Todavia, o tema permite uma análise diferenciada da resposta dada pelo STJ à problemática, senão vejamos.
Conforme se extrai das decisões oriundas do supracitado tribunal, haveria regularidade na interrupção de serviços essenciais em razão de a legislação reguladora dos regimes de concessão e permissão de serviços públicos autorizar tal ato. O citado corpo legal assim dispõe:
“Art. 6o Toda concessão ou permissão pressupõe a prestação de serviço adequado ao pleno atendimento dos usuários, conforme estabelecido nesta Lei, nas normas pertinentes e no respectivo contrato. […]
§ 3o Não se caracteriza como descontinuidade do serviço a sua interrupção em situação de emergência ou após prévio aviso, quando: […]
II – por inadimplemento do usuário, considerado o interesse da coletividade.”
Ocorre que, entretanto, é necessário esquadrinhar tal ponto sob uma perspectiva constitucionalista, mais precisamente dos direitos e garantias fundamentais.
Expressamente prevê a Constituição da República a dignidade da pessoa humana como um de seus fundamentos[9]. Mais à frente, prevê a Carta Magna o direito à vida entre os direitos e garantias fundamentais[10].
A seu turno, a norma plasmada no artigo 6°, inciso X, do Código de Defesa do Consumidor é peremptória:
“Art. 6º São direitos básicos do consumidor:
X – a adequada e eficaz prestação dos serviços públicos em geral.”
Ora, conjugando as premissas constitucionais aos postulados traçados na legislação protetora dos direitos dos consumidores, vislumbra-se como dever do Estado zelar pela prestação daqueles serviços básicos que garantem a estruturação da sociedade e a sobrevivência digna dos indivíduos. Como cogitar a proteção do direito à vida sem a efetiva prestação de serviços básicos que permitem o alcance de direitos outros complementares àquele, como, por exemplo, a saúde?
Não por acaso, é que, trilhando esta exegese, já decidiu o STJ:
“PROCESSUAL CIVIL E ADMINISTRATIVO. RECURSO ESPECIAL. AUSÊNCIA DE OMISSÃO, CONTRADIÇÃO OU FALTA DE MOTIVAÇÃO NO ACÓRDÃO A QUO. DIREITO DO CONSUMIDOR. AUSÊNCIA DE PAGAMENTO DE TARIFA DE ENERGIA ELÉTRICA. INTERRUPÇÃO DO FORNECIMENTO. CORTE. IMPOSSIBILIDADE. ARTS. 22 E 42 DA LEI Nº 8.078/90 (CÓDIGO DE PROTEÇÃO E DEFESA DO CONSUMIDOR). ENTENDIMENTO DO RELATOR. ACOMPANHAMENTO DA POSIÇÃO DA 1ª SEÇÃO DO STJ. PRECEDENTES. […]
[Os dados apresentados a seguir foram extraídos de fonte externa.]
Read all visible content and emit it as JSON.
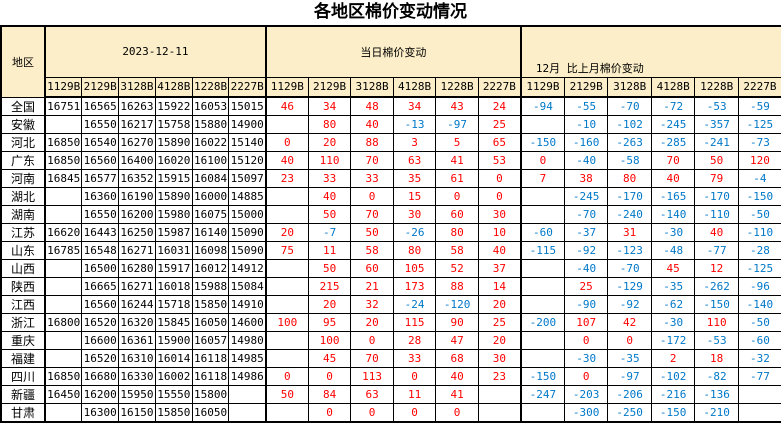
{
  "title": "各地区棉价变动情况",
  "colors": {
    "positive_value": "#FF0000",
    "negative_value": "#0078C8",
    "header_bg": "#FBEEC8",
    "border": "#000000"
  },
  "chart_data": {
    "type": "table",
    "title": "各地区棉价变动情况",
    "region_header": "地区",
    "sections": [
      {
        "label": "2023-12-11"
      },
      {
        "label": "当日棉价变动"
      },
      {
        "label": "12月 比上月棉价变动"
      }
    ],
    "grade_labels": [
      "1129B",
      "2129B",
      "3128B",
      "4128B",
      "1228B",
      "2227B"
    ],
    "rows": [
      {
        "region": "全国",
        "prices": [
          "16751",
          "16565",
          "16263",
          "15922",
          "16053",
          "15015"
        ],
        "daily": [
          "46",
          "34",
          "48",
          "34",
          "43",
          "24"
        ],
        "monthly": [
          "-94",
          "-55",
          "-70",
          "-72",
          "-53",
          "-59"
        ]
      },
      {
        "region": "安徽",
        "prices": [
          "",
          "16550",
          "16217",
          "15758",
          "15880",
          "14900"
        ],
        "daily": [
          "",
          "80",
          "40",
          "-13",
          "-97",
          "25"
        ],
        "monthly": [
          "",
          "-10",
          "-102",
          "-245",
          "-357",
          "-125"
        ]
      },
      {
        "region": "河北",
        "prices": [
          "16850",
          "16540",
          "16270",
          "15890",
          "16022",
          "15140"
        ],
        "daily": [
          "0",
          "20",
          "88",
          "3",
          "5",
          "65"
        ],
        "monthly": [
          "-150",
          "-160",
          "-263",
          "-285",
          "-241",
          "-73"
        ]
      },
      {
        "region": "广东",
        "prices": [
          "16850",
          "16560",
          "16400",
          "16020",
          "16100",
          "15120"
        ],
        "daily": [
          "40",
          "110",
          "70",
          "63",
          "41",
          "53"
        ],
        "monthly": [
          "0",
          "-40",
          "-58",
          "70",
          "50",
          "120"
        ]
      },
      {
        "region": "河南",
        "prices": [
          "16845",
          "16577",
          "16352",
          "15915",
          "16084",
          "15097"
        ],
        "daily": [
          "23",
          "33",
          "33",
          "35",
          "61",
          "0"
        ],
        "monthly": [
          "7",
          "38",
          "80",
          "40",
          "79",
          "-4"
        ]
      },
      {
        "region": "湖北",
        "prices": [
          "",
          "16360",
          "16190",
          "15890",
          "16000",
          "14885"
        ],
        "daily": [
          "",
          "40",
          "0",
          "15",
          "0",
          "0"
        ],
        "monthly": [
          "",
          "-245",
          "-170",
          "-165",
          "-170",
          "-150"
        ]
      },
      {
        "region": "湖南",
        "prices": [
          "",
          "16550",
          "16200",
          "15980",
          "16075",
          "15000"
        ],
        "daily": [
          "",
          "50",
          "70",
          "30",
          "60",
          "30"
        ],
        "monthly": [
          "",
          "-70",
          "-240",
          "-140",
          "-110",
          "-50"
        ]
      },
      {
        "region": "江苏",
        "prices": [
          "16620",
          "16443",
          "16250",
          "15987",
          "16140",
          "15090"
        ],
        "daily": [
          "20",
          "-7",
          "50",
          "-26",
          "80",
          "10"
        ],
        "monthly": [
          "-60",
          "-37",
          "31",
          "-30",
          "40",
          "-110"
        ]
      },
      {
        "region": "山东",
        "prices": [
          "16785",
          "16548",
          "16271",
          "16031",
          "16098",
          "15090"
        ],
        "daily": [
          "75",
          "11",
          "58",
          "80",
          "58",
          "40"
        ],
        "monthly": [
          "-115",
          "-92",
          "-123",
          "-48",
          "-77",
          "-28"
        ]
      },
      {
        "region": "山西",
        "prices": [
          "",
          "16500",
          "16280",
          "15917",
          "16012",
          "14912"
        ],
        "daily": [
          "",
          "50",
          "60",
          "105",
          "52",
          "37"
        ],
        "monthly": [
          "",
          "-40",
          "-70",
          "45",
          "12",
          "-125"
        ]
      },
      {
        "region": "陕西",
        "prices": [
          "",
          "16665",
          "16271",
          "16018",
          "15988",
          "15084"
        ],
        "daily": [
          "",
          "215",
          "21",
          "173",
          "88",
          "14"
        ],
        "monthly": [
          "",
          "25",
          "-129",
          "-35",
          "-262",
          "-96"
        ]
      },
      {
        "region": "江西",
        "prices": [
          "",
          "16560",
          "16244",
          "15718",
          "15850",
          "14910"
        ],
        "daily": [
          "",
          "20",
          "32",
          "-24",
          "-120",
          "20"
        ],
        "monthly": [
          "",
          "-90",
          "-92",
          "-62",
          "-150",
          "-140"
        ]
      },
      {
        "region": "浙江",
        "prices": [
          "16800",
          "16520",
          "16320",
          "15845",
          "16050",
          "14600"
        ],
        "daily": [
          "100",
          "95",
          "20",
          "115",
          "90",
          "25"
        ],
        "monthly": [
          "-200",
          "107",
          "42",
          "-30",
          "110",
          "-50"
        ]
      },
      {
        "region": "重庆",
        "prices": [
          "",
          "16600",
          "16361",
          "15900",
          "16057",
          "14980"
        ],
        "daily": [
          "",
          "100",
          "0",
          "28",
          "47",
          "20"
        ],
        "monthly": [
          "",
          "0",
          "0",
          "-172",
          "-53",
          "-60"
        ]
      },
      {
        "region": "福建",
        "prices": [
          "",
          "16520",
          "16310",
          "16014",
          "16118",
          "14985"
        ],
        "daily": [
          "",
          "45",
          "70",
          "33",
          "68",
          "30"
        ],
        "monthly": [
          "",
          "-30",
          "-35",
          "2",
          "18",
          "-32"
        ]
      },
      {
        "region": "四川",
        "prices": [
          "16850",
          "16680",
          "16330",
          "16002",
          "16118",
          "14986"
        ],
        "daily": [
          "0",
          "0",
          "113",
          "0",
          "40",
          "23"
        ],
        "monthly": [
          "-150",
          "0",
          "-97",
          "-102",
          "-82",
          "-77"
        ]
      },
      {
        "region": "新疆",
        "prices": [
          "16450",
          "16200",
          "15950",
          "15550",
          "15800",
          ""
        ],
        "daily": [
          "50",
          "84",
          "63",
          "11",
          "41",
          ""
        ],
        "monthly": [
          "-247",
          "-203",
          "-206",
          "-216",
          "-136",
          ""
        ]
      },
      {
        "region": "甘肃",
        "prices": [
          "",
          "16300",
          "16150",
          "15850",
          "16050",
          ""
        ],
        "daily": [
          "",
          "0",
          "0",
          "0",
          "0",
          ""
        ],
        "monthly": [
          "",
          "-300",
          "-250",
          "-150",
          "-210",
          ""
        ]
      }
    ]
  }
}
3. Não resulta em se reconhecer como legítimo o ato administrativo praticado pela empresa concessionária fornecedora de energia e consistente na interrupção de seus serviços, em face de ausência de pagamento de fatura vencida. A energia é, na atualidade, um bem essencial à população, constituindo-se serviço público indispensável, subordinado ao princípio da continuidade de sua prestação, pelo que se torna impossível a sua interrupção.
4. O art. 22 do Código de Proteção e Defesa do Consumidor assevera que “os órgãos públicos, por si ou suas empresas, concessionárias, permissionárias ou sob qualquer outra forma de empreendimento, são obrigados a fornecer serviços adequados, eficientes, seguros e, quanto aos essenciais, contínuos”. O seu parágrafo único expõe que, “nos casos de descumprimento, total ou parcial, das obrigações referidas neste artigo, serão as pessoas jurídicas compelidas a cumpri-las e a reparar os danos causados na forma prevista neste código”. Já o art. 42 do mesmo diploma legal não permite, na cobrança de débitos, que o devedor seja exposto ao ridículo, nem que seja submetido a qualquer tipo de constrangimento ou ameaça. Tais dispositivos aplicam-se às empresas concessionárias de serviço público”. […] (STJ in REsp 841786 / RS, 1ª Turma, Relator Ministro José Delgado. Julgamento em 29.06.2006, DJ em 17.08.2006).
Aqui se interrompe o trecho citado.